It clicked, finally. Alistair McMillan, Commissioner, Metropolitan Police. Davies must have seen the man’s picture a dozen times over the past few years. Seeing him out of uniform had thrown him off track.

‘And his colleague?’ he asked.

‘Commander John Franks, Drugs Squad,’ Grieves volunteered. ‘Now you know almost as much as I do.’

‘But not for much longer, I hope,’ Davies observed. The Home Secretary had just entered the conference room, flanked by two more parliamentary secretaries. Davies recognized Adrian Bendle from the Foreign Office, and wondered what his presence signified.

The Home Secretary wasted little time. He moved to the octagonal walnut conference table, laying down his papers, and nodding around the room in general greeting. ‘Well, gentlemen, shall we get down to business?’ he suggested as soon as he was seated. He glanced over at Wynne-Tilsley as everyone took their seats. ‘Perhaps you’d like to make the formal introductions and we can get started.’

Introductions over, the Home Secretary looked at them all gravely. ‘I suppose I don’t really need to remind you that this meeting is strictly confidential and unofficial?’

Davies smiled to himself, momentarily. Just as he had suspected, it was one of those. That accounted for the absence of an official recorder in the room. Pulling his face straight again, he joined in the general nods of assent around the table.

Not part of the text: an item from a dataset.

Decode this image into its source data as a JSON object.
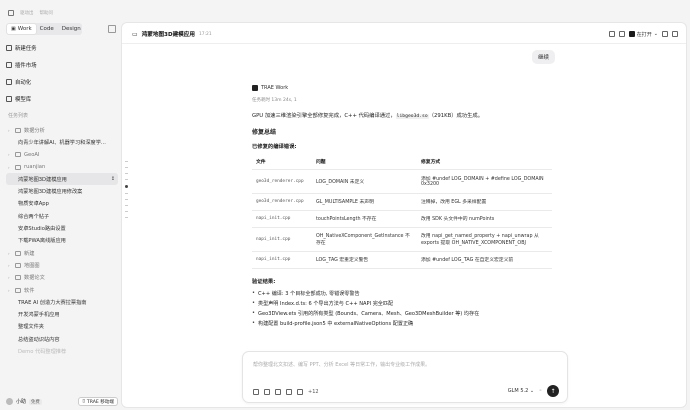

‘Good,’ the Home Secretary said, and nodded with satisfaction. He glanced aside at the young parliamentary secretary who had accompanied him. ‘Perhaps if you could close the curtains, we can take a look at what we’re up against.’

The young man rose, crossed the conference room and pulled the thick velvet curtains. Pressing a remote-control panel he held in his hand, he switched on the large-screen video monitor in the far corner of the room.

As the screen flickered into life, the Home Secretary continued. ‘Most of you will probably have seen most of these items on the news over the past few months. However, it will be useful to view them all again in context, so that we can all see the exact nature of the enemy.’

He fell silent as the first of a series of European news reports began.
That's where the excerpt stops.